On a more bipartisan note, the House was also able to pass the Take It Down Act, which targets revenge porn online (both real and AI-generated), and the TICKET Act, which aims to increase the transparency of ticket prices. Both got unanimous support from the New Jersey representatives present for the vote.
Over in the Senate, Republicans continued plugging away at nominations, and Senators Cory Booker and Andy Kim voted against nearly all of them; one interesting exception was now-Joint Chiefs of Staff Chairman Dan Caine, who came to office in a controversial way but who nonetheless received a vote of support from Kim. Senate Democrats also voted twice to attack President Donald Trump’s tariffs; a Canada-focused vote succeeded, but a broader anti-tariff bill failed due to absences.
Kim additionally took a notable vote on two resolutions led by Senator Bernie Sanders (I-Vermont) to block certain weapons sales to Israel; only 15 senators supported the resolutions, and Kim was one of them.
“I voted for these Joint Resolutions because while I support providing tools critical for Israel’s defense, I do not believe that these systems, which include those that can level entire city blocks and that have been used in incidents with disproportionate civilian casualties, achieve the primary objectives I’ve outlined,” Kim said of his votes. “In fact, their use will make it harder.”
Rule fights
An internal Republican fight that broke out at the beginning of April over whether to allow new parents to vote by proxy in the House featured an unexpected New Jersey protagonist: Rep. Van Drew.
On April 1, Republican leaders tried to pass a procedural motion that included an unrelated provision nullifying a bipartisan attempt to force a vote on proxy voting. Van Drew and eight other Republicans, however, rebelled and sunk the motion, leading the Speaker to cancel all other votes that week.

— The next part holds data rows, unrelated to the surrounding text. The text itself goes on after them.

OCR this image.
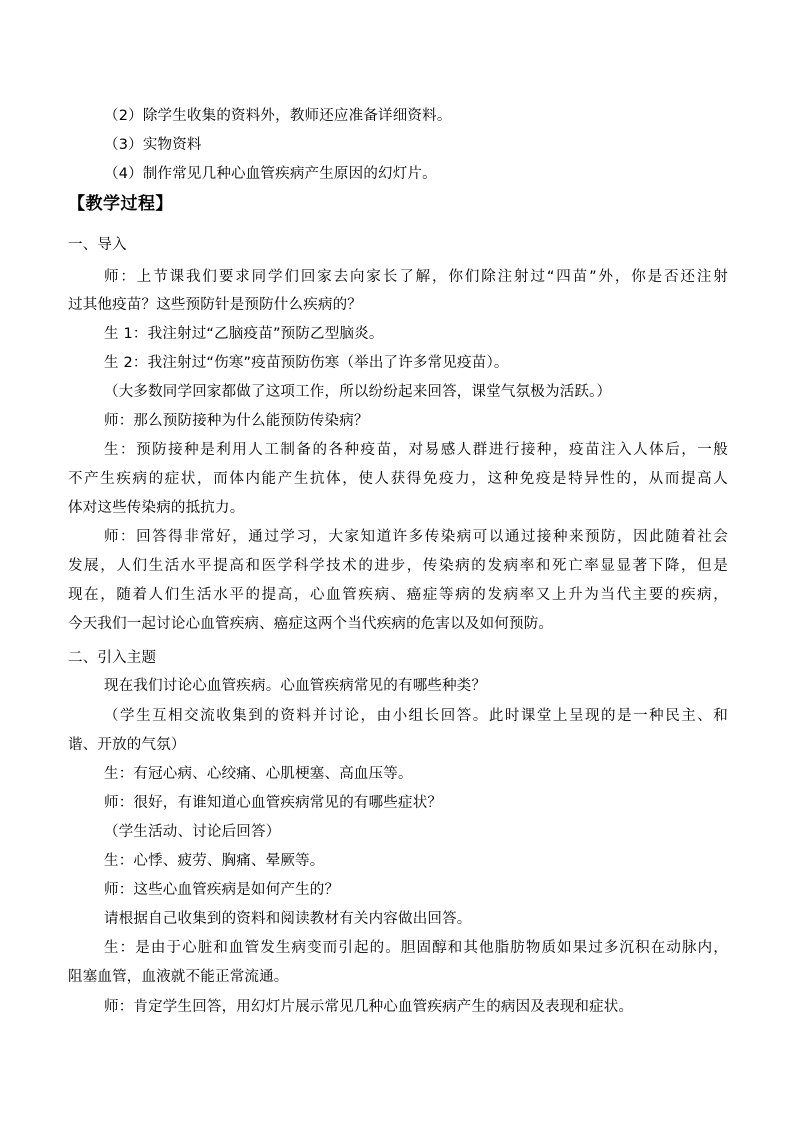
（2）除学生收集的资料外，教师还应准备详细资料。
（3）实物资料
（4）制作常见几种心血管疾病产生原因的幻灯片。
【教学过程】
一、导入
师：上节课我们要求同学们回家去向家长了解，你们除注射过“四苗”外，你是否还注射
过其他疫苗？这些预防针是预防什么疾病的？
生 1：我注射过“乙脑疫苗”预防乙型脑炎。
生 2：我注射过“伤寒”疫苗预防伤寒（举出了许多常见疫苗）。
（大多数同学回家都做了这项工作，所以纷纷起来回答，课堂气氛极为活跃。）
师：那么预防接种为什么能预防传染病？
生：预防接种是利用人工制备的各种疫苗，对易感人群进行接种，疫苗注入人体后，一般
不产生疾病的症状，而体内能产生抗体，使人获得免疫力，这种免疫是特异性的，从而提高人
体对这些传染病的抵抗力。
师：回答得非常好，通过学习，大家知道许多传染病可以通过接种来预防，因此随着社会
发展，人们生活水平提高和医学科学技术的进步，传染病的发病率和死亡率显显著下降，但是
现在，随着人们生活水平的提高，心血管疾病、癌症等病的发病率又上升为当代主要的疾病，
今天我们一起讨论心血管疾病、癌症这两个当代疾病的危害以及如何预防。
二、引入主题
现在我们讨论心血管疾病。心血管疾病常见的有哪些种类？
（学生互相交流收集到的资料并讨论，由小组长回答。此时课堂上呈现的是一种民主、和
谐、开放的气氛）
生：有冠心病、心绞痛、心肌梗塞、高血压等。
师：很好，有谁知道心血管疾病常见的有哪些症状？
（学生活动、讨论后回答）
生：心悸、疲劳、胸痛、晕厥等。
师：这些心血管疾病是如何产生的？
请根据自己收集到的资料和阅读教材有关内容做出回答。
生：是由于心脏和血管发生病变而引起的。胆固醇和其他脂肪物质如果过多沉积在动脉内，
阻塞血管，血液就不能正常流通。
师：肯定学生回答，用幻灯片展示常见几种心血管疾病产生的病因及表现和症状。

“We don’t have hundreds of pregnant women” in Congress, Van Drew said in defense of his vote. “Now and then, a woman is pregnant and then gives birth, and wants to spend a little special time with their newborn baby – there’s nothing wrong with that. And she still needs to participate. It’s the 21st century.”
The next week, though, a similar provision was slipped into a different procedural motion, and Van Drew quietly voted for it. Republicans also approved two other rule changes that will prevent Democrats from terminating Trump’s tariffs or investigating Defense Secretary Pete Hegseth’s use of Signal, though Van Drew did not cast a vote on the latter.
Absences
Throughout nearly all of April, one New Jersey Democrat was missing in action: Rep. Donald Norcross (D-Camden), who came down with a dangerous gallbladder infection at the beginning of the month and has been hospitalized ever since.
That meant that Norcross was unable to vote on the budget resolution, though he said in a statement that he “would vote ‘no’ a thousand times” on the GOP’s proposal if he could. At one point, Norcross’s absence, combined with two Democratic seats that are vacant thanks to recent deaths, allowed Republicans to succeed on a key procedural vote by a 216-215 margin.
Norcross was transferred out of the intensive care unit last week but remains hospitalized, and even once the congressman is released from the hospital he still may face a lengthy recovery period. That means there are likely to be further weeks of missed votes, which could eventually start to affect Democratic math as they work to block the GOP’s big-ticket legislative agenda.
One other missing vote turned some heads in April: Rep. Josh Gottheimer (D-Tenafly)’s lack of vote on a bill overturning a Joe Biden-era rule capping how much banks can charge in overdraft fees. Gottheimer was present for other votes that day; his office told Politico that he “inadvertently” missed the vote on the overdraft resolution, which passed 217-211, and that he would have voted against it alongside the rest of the Democratic caucus.